A clearer path to the cloud

The firm uses what Faulkner calls an internal cloud offering - that is any combination of VM implementations. He calls it the "dynamic nature of allocation of resources".

But the company is now looking seriously at working with external vendors on pure compute.

"Today we have to provision to peak demands plus a percentage that we feel comfortable that we won't run out no matter what happens in the external world - it would be great if we could provision to a smaller percentage than that, so if we could figure out the intersection of the curbs between efficient use of all our compute grid and maybe that's 60 per cent of what we have today, and then externally for the rest, that would be a good optimisation of our datacentre space versus the cost of the compute grid versus the cost of bursting it out," he says.

This would still enable the company to do its critical calculations internally.

But the firm would still have to tackle the data privacy challenges it faces with the cloud.

"We're clearly not using cloud in almost any cases but I see it inevitable that we will, and there is enough desire and momentum within our industry and others, where we will be able to prove to all interested parties that it's just as secure to use external cloud as other forms of resources," he says.

Those parties include clients and regulators, and Faulkner claims that the firm has a huge duty of care over data of its clients - higher than any other type of firm. But he believes that the company can solve those problems.

"Cloud is coming, cloud is already around and we're starting to use it for anonymous compute, but I do see that we will use it for other things as well... but I wouldn't put a timeline on it," he state

The CIO role

Faulkner believes that the CIO role has evolved over the last four years as less of a pure service provider and much more of an integrated part of the senior business management team.

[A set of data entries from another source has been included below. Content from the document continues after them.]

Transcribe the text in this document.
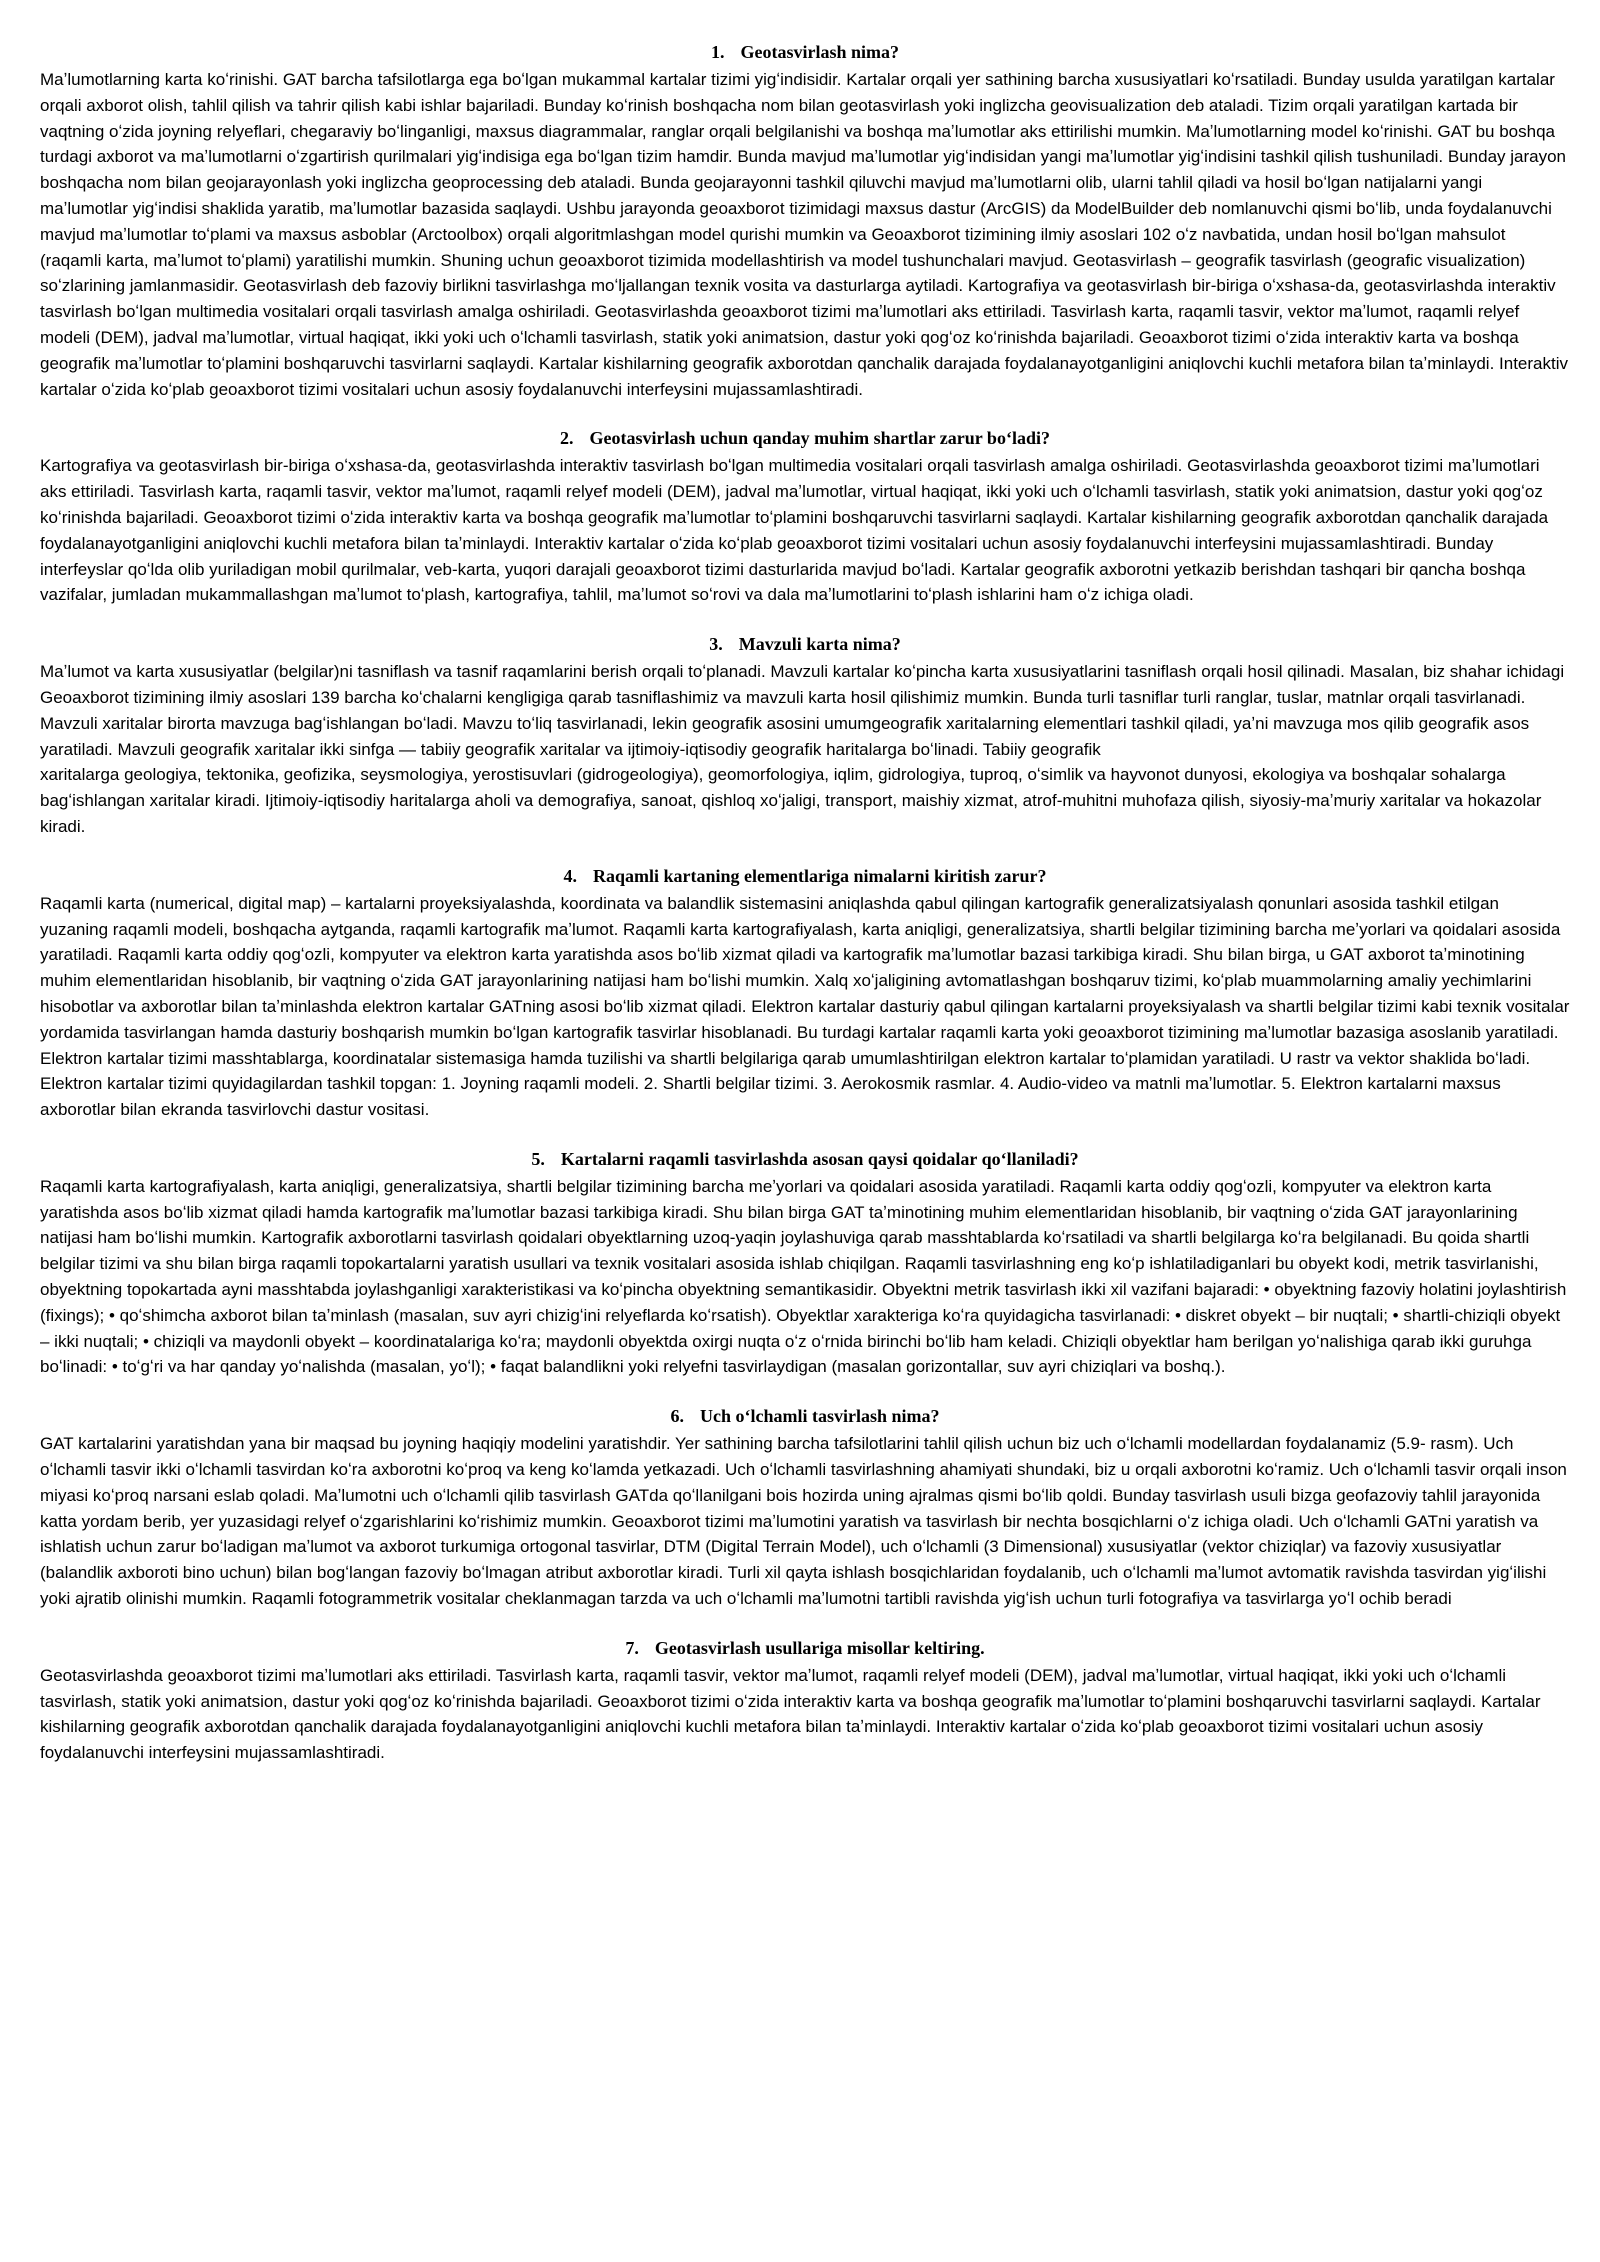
1. Geotasvirlash nima?

Maʼlumotlarning karta koʻrinishi. GAT barcha tafsilotlarga ega boʻlgan mukammal kartalar tizimi yigʻindisidir. Kartalar orqali yer sathining barcha xususiyatlari koʻrsatiladi. Bunday usulda yaratilgan kartalar orqali axborot olish, tahlil qilish va tahrir qilish kabi ishlar bajariladi. Bunday koʻrinish boshqacha nom bilan geotasvirlash yoki inglizcha geovisualization deb ataladi. Tizim orqali yaratilgan kartada bir vaqtning oʻzida joyning relyeflari, chegaraviy boʻlinganligi, maxsus diagrammalar, ranglar orqali belgilanishi va boshqa maʼlumotlar aks ettirilishi mumkin. Maʼlumotlarning model koʻrinishi. GAT bu boshqa turdagi axborot va maʼlumotlarni oʻzgartirish qurilmalari yigʻindisiga ega boʻlgan tizim hamdir. Bunda mavjud maʼlumotlar yigʻindisidan yangi maʼlumotlar yigʻindisini tashkil qilish tushuniladi. Bunday jarayon boshqacha nom bilan geojarayonlash yoki inglizcha geoprocessing deb ataladi. Bunda geojarayonni tashkil qiluvchi mavjud maʼlumotlarni olib, ularni tahlil qiladi va hosil boʻlgan natijalarni yangi maʼlumotlar yigʻindisi shaklida yaratib, maʼlumotlar bazasida saqlaydi. Ushbu jarayonda geoaxborot tizimidagi maxsus dastur (ArcGIS) da ModelBuilder deb nomlanuvchi qismi boʻlib, unda foydalanuvchi mavjud maʼlumotlar toʻplami va maxsus asboblar (Arctoolbox) orqali algoritmlashgan model qurishi mumkin va Geoaxborot tizimining ilmiy asoslari 102 oʻz navbatida, undan hosil boʻlgan mahsulot (raqamli karta, maʼlumot toʻplami) yaratilishi mumkin. Shuning uchun geoaxborot tizimida modellashtirish va model tushunchalari mavjud. Geotasvirlash – geografik tasvirlash (geografic visualization) soʻzlarining jamlanmasidir. Geotasvirlash deb fazoviy birlikni tasvirlashga moʻljallangan texnik vosita va dasturlarga aytiladi. Kartografiya va geotasvirlash bir-biriga oʻxshasa-da, geotasvirlashda interaktiv tasvirlash boʻlgan multimedia vositalari orqali tasvirlash amalga oshiriladi. Geotasvirlashda geoaxborot tizimi maʼlumotlari aks ettiriladi. Tasvirlash karta, raqamli tasvir, vektor maʼlumot, raqamli relyef modeli (DEM), jadval maʼlumotlar, virtual haqiqat, ikki yoki uch oʻlchamli tasvirlash, statik yoki animatsion, dastur yoki qogʻoz koʻrinishda bajariladi. Geoaxborot tizimi oʻzida interaktiv karta va boshqa geografik maʼlumotlar toʻplamini boshqaruvchi tasvirlarni saqlaydi. Kartalar kishilarning geografik axborotdan qanchalik darajada foydalanayotganligini aniqlovchi kuchli metafora bilan taʼminlaydi. Interaktiv kartalar oʻzida koʻplab geoaxborot tizimi vositalari uchun asosiy foydalanuvchi interfeysini mujassamlashtiradi.

2. Geotasvirlash uchun qanday muhim shartlar zarur boʻladi?

Kartografiya va geotasvirlash bir-biriga oʻxshasa-da, geotasvirlashda interaktiv tasvirlash boʻlgan multimedia vositalari orqali tasvirlash amalga oshiriladi. Geotasvirlashda geoaxborot tizimi maʼlumotlari aks ettiriladi. Tasvirlash karta, raqamli tasvir, vektor maʼlumot, raqamli relyef modeli (DEM), jadval maʼlumotlar, virtual haqiqat, ikki yoki uch oʻlchamli tasvirlash, statik yoki animatsion, dastur yoki qogʻoz koʻrinishda bajariladi. Geoaxborot tizimi oʻzida interaktiv karta va boshqa geografik maʼlumotlar toʻplamini boshqaruvchi tasvirlarni saqlaydi. Kartalar kishilarning geografik axborotdan qanchalik darajada foydalanayotganligini aniqlovchi kuchli metafora bilan taʼminlaydi. Interaktiv kartalar oʻzida koʻplab geoaxborot tizimi vositalari uchun asosiy foydalanuvchi interfeysini mujassamlashtiradi. Bunday interfeyslar qoʻlda olib yuriladigan mobil qurilmalar, veb-karta, yuqori darajali geoaxborot tizimi dasturlarida mavjud boʻladi. Kartalar geografik axborotni yetkazib berishdan tashqari bir qancha boshqa vazifalar, jumladan mukammallashgan maʼlumot toʻplash, kartografiya, tahlil, maʼlumot soʻrovi va dala maʼlumotlarini toʻplash ishlarini ham oʻz ichiga oladi.

3. Mavzuli karta nima?

Maʼlumot va karta xususiyatlar (belgilar)ni tasniflash va tasnif raqamlarini berish orqali toʻplanadi. Mavzuli kartalar koʻpincha karta xususiyatlarini tasniflash orqali hosil qilinadi. Masalan, biz shahar ichidagi Geoaxborot tizimining ilmiy asoslari 139 barcha koʻchalarni kengligiga qarab tasniflashimiz va mavzuli karta hosil qilishimiz mumkin. Bunda turli tasniflar turli ranglar, tuslar, matnlar orqali tasvirlanadi. Mavzuli xaritalar birorta mavzuga bagʻishlangan boʻladi. Mavzu toʻliq tasvirlanadi, lekin geografik asosini umumgeografik xaritalarning elementlari tashkil qiladi, yaʼni mavzuga mos qilib geografik asos yaratiladi. Mavzuli geografik xaritalar ikki sinfga — tabiiy geografik xaritalar va ijtimoiy-iqtisodiy geografik haritalarga boʻlinadi. Tabiiy geografik
xaritalarga geologiya, tektonika, geofizika, seysmologiya, yerostisuvlari (gidrogeologiya), geomorfologiya, iqlim, gidrologiya, tuproq, oʻsimlik va hayvonot dunyosi, ekologiya va boshqalar sohalarga bagʻishlangan xaritalar kiradi. Ijtimoiy-iqtisodiy haritalarga aholi va demografiya, sanoat, qishloq xoʻjaligi, transport, maishiy xizmat, atrof-muhitni muhofaza qilish, siyosiy-maʼmuriy xaritalar va hokazolar kiradi.

4. Raqamli kartaning elementlariga nimalarni kiritish zarur?

Raqamli karta (numerical, digital map) – kartalarni proyeksiyalashda, koordinata va balandlik sistemasini aniqlashda qabul qilingan kartografik generalizatsiyalash qonunlari asosida tashkil etilgan yuzaning raqamli modeli, boshqacha aytganda, raqamli kartografik maʼlumot. Raqamli karta kartografiyalash, karta aniqligi, generalizatsiya, shartli belgilar tizimining barcha meʼyorlari va qoidalari asosida yaratiladi. Raqamli karta oddiy qogʻozli, kompyuter va elektron karta yaratishda asos boʻlib xizmat qiladi va kartografik maʼlumotlar bazasi tarkibiga kiradi. Shu bilan birga, u GAT axborot taʼminotining muhim elementlaridan hisoblanib, bir vaqtning oʻzida GAT jarayonlarining natijasi ham boʻlishi mumkin. Xalq xoʻjaligining avtomatlashgan boshqaruv tizimi, koʻplab muammolarning amaliy yechimlarini hisobotlar va axborotlar bilan taʼminlashda elektron kartalar GATning asosi boʻlib xizmat qiladi. Elektron kartalar dasturiy qabul qilingan kartalarni proyeksiyalash va shartli belgilar tizimi kabi texnik vositalar yordamida tasvirlangan hamda dasturiy boshqarish mumkin boʻlgan kartografik tasvirlar hisoblanadi. Bu turdagi kartalar raqamli karta yoki geoaxborot tizimining maʼlumotlar bazasiga asoslanib yaratiladi. Elektron kartalar tizimi masshtablarga, koordinatalar sistemasiga hamda tuzilishi va shartli belgilariga qarab umumlashtirilgan elektron kartalar toʻplamidan yaratiladi. U rastr va vektor shaklida boʻladi. Elektron kartalar tizimi quyidagilardan tashkil topgan: 1. Joyning raqamli modeli. 2. Shartli belgilar tizimi. 3. Aerokosmik rasmlar. 4. Audio-video va matnli maʼlumotlar. 5. Elektron kartalarni maxsus axborotlar bilan ekranda tasvirlovchi dastur vositasi.

5. Kartalarni raqamli tasvirlashda asosan qaysi qoidalar qoʻllaniladi?

Raqamli karta kartografiyalash, karta aniqligi, generalizatsiya, shartli belgilar tizimining barcha meʼyorlari va qoidalari asosida yaratiladi. Raqamli karta oddiy qogʻozli, kompyuter va elektron karta yaratishda asos boʻlib xizmat qiladi hamda kartografik maʼlumotlar bazasi tarkibiga kiradi. Shu bilan birga GAT taʼminotining muhim elementlaridan hisoblanib, bir vaqtning oʻzida GAT jarayonlarining natijasi ham boʻlishi mumkin. Kartografik axborotlarni tasvirlash qoidalari obyektlarning uzoq-yaqin joylashuviga qarab masshtablarda koʻrsatiladi va shartli belgilarga koʻra belgilanadi. Bu qoida shartli belgilar tizimi va shu bilan birga raqamli topokartalarni yaratish usullari va texnik vositalari asosida ishlab chiqilgan. Raqamli tasvirlashning eng koʻp ishlatiladiganlari bu obyekt kodi, metrik tasvirlanishi, obyektning topokartada ayni masshtabda joylashganligi xarakteristikasi va koʻpincha obyektning semantikasidir. Obyektni metrik tasvirlash ikki xil vazifani bajaradi: • obyektning fazoviy holatini joylashtirish (fixings); • qoʻshimcha axborot bilan taʼminlash (masalan, suv ayri chizigʻini relyeflarda koʻrsatish). Obyektlar xarakteriga koʻra quyidagicha tasvirlanadi: • diskret obyekt – bir nuqtali; • shartli-chiziqli obyekt – ikki nuqtali; • chiziqli va maydonli obyekt – koordinatalariga koʻra; maydonli obyektda oxirgi nuqta oʻz oʻrnida birinchi boʻlib ham keladi. Chiziqli obyektlar ham berilgan yoʻnalishiga qarab ikki guruhga boʻlinadi: • toʻgʻri va har qanday yoʻnalishda (masalan, yoʻl); • faqat balandlikni yoki relyefni tasvirlaydigan (masalan gorizontallar, suv ayri chiziqlari va boshq.).

6. Uch oʻlchamli tasvirlash nima?

GAT kartalarini yaratishdan yana bir maqsad bu joyning haqiqiy modelini yaratishdir. Yer sathining barcha tafsilotlarini tahlil qilish uchun biz uch oʻlchamli modellardan foydalanamiz (5.9- rasm). Uch oʻlchamli tasvir ikki oʻlchamli tasvirdan koʻra axborotni koʻproq va keng koʻlamda yetkazadi. Uch oʻlchamli tasvirlashning ahamiyati shundaki, biz u orqali axborotni koʻramiz. Uch oʻlchamli tasvir orqali inson miyasi koʻproq narsani eslab qoladi. Maʼlumotni uch oʻlchamli qilib tasvirlash GATda qoʻllanilgani bois hozirda uning ajralmas qismi boʻlib qoldi. Bunday tasvirlash usuli bizga geofazoviy tahlil jarayonida katta yordam berib, yer yuzasidagi relyef oʻzgarishlarini koʻrishimiz mumkin. Geoaxborot tizimi maʼlumotini yaratish va tasvirlash bir nechta bosqichlarni oʻz ichiga oladi. Uch oʻlchamli GATni yaratish va ishlatish uchun zarur boʻladigan maʼlumot va axborot turkumiga ortogonal tasvirlar, DTM (Digital Terrain Model), uch oʻlchamli (3 Dimensional) xususiyatlar (vektor chiziqlar) va fazoviy xususiyatlar (balandlik axboroti bino uchun) bilan bogʻlangan fazoviy boʻlmagan atribut axborotlar kiradi. Turli xil qayta ishlash bosqichlaridan foydalanib, uch oʻlchamli maʼlumot avtomatik ravishda tasvirdan yigʻilishi yoki ajratib olinishi mumkin. Raqamli fotogrammetrik vositalar cheklanmagan tarzda va uch oʻlchamli maʼlumotni tartibli ravishda yigʻish uchun turli fotografiya va tasvirlarga yoʻl ochib beradi

7. Geotasvirlash usullariga misollar keltiring.

Geotasvirlashda geoaxborot tizimi maʼlumotlari aks ettiriladi. Tasvirlash karta, raqamli tasvir, vektor maʼlumot, raqamli relyef modeli (DEM), jadval maʼlumotlar, virtual haqiqat, ikki yoki uch oʻlchamli tasvirlash, statik yoki animatsion, dastur yoki qogʻoz koʻrinishda bajariladi. Geoaxborot tizimi oʻzida interaktiv karta va boshqa geografik maʼlumotlar toʻplamini boshqaruvchi tasvirlarni saqlaydi. Kartalar kishilarning geografik axborotdan qanchalik darajada foydalanayotganligini aniqlovchi kuchli metafora bilan taʼminlaydi. Interaktiv kartalar oʻzida koʻplab geoaxborot tizimi vositalari uchun asosiy foydalanuvchi interfeysini mujassamlashtiradi.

"When you look at how much of the strategy in the investment bank is predicated or handled and driven by the tech team it's the majority not the minority. The requirement is for the CIO to be very engaged with the management levels and active in helping them define their strategy on the back of that - that has grown exponentially over the last four or five years and that requires some more general management type skills than may have been traditionally the case for the CIO," he suggests.

And is there space for the chief digital officer and chief data officer, or is the role of the CIO slowly being broken down or replaced by other roles?

"I think they are all roles that are necessary. For me, [to say the CIO role could disappear] is like saying there won't be CEOs in the future - there will always be CEOs in the future and they'll structure their management teams underneath them in ways to help them to manage the business in the way they want to, and it's similar for the CIO.

"I can't imagine a future where there is not somebody who is taking a senior leadership role in a company that isn't generally responsible for technology that it implements - it doesn't make sense for that to happen, but that doesn't preclude other roles like the CDO for example," he concludes.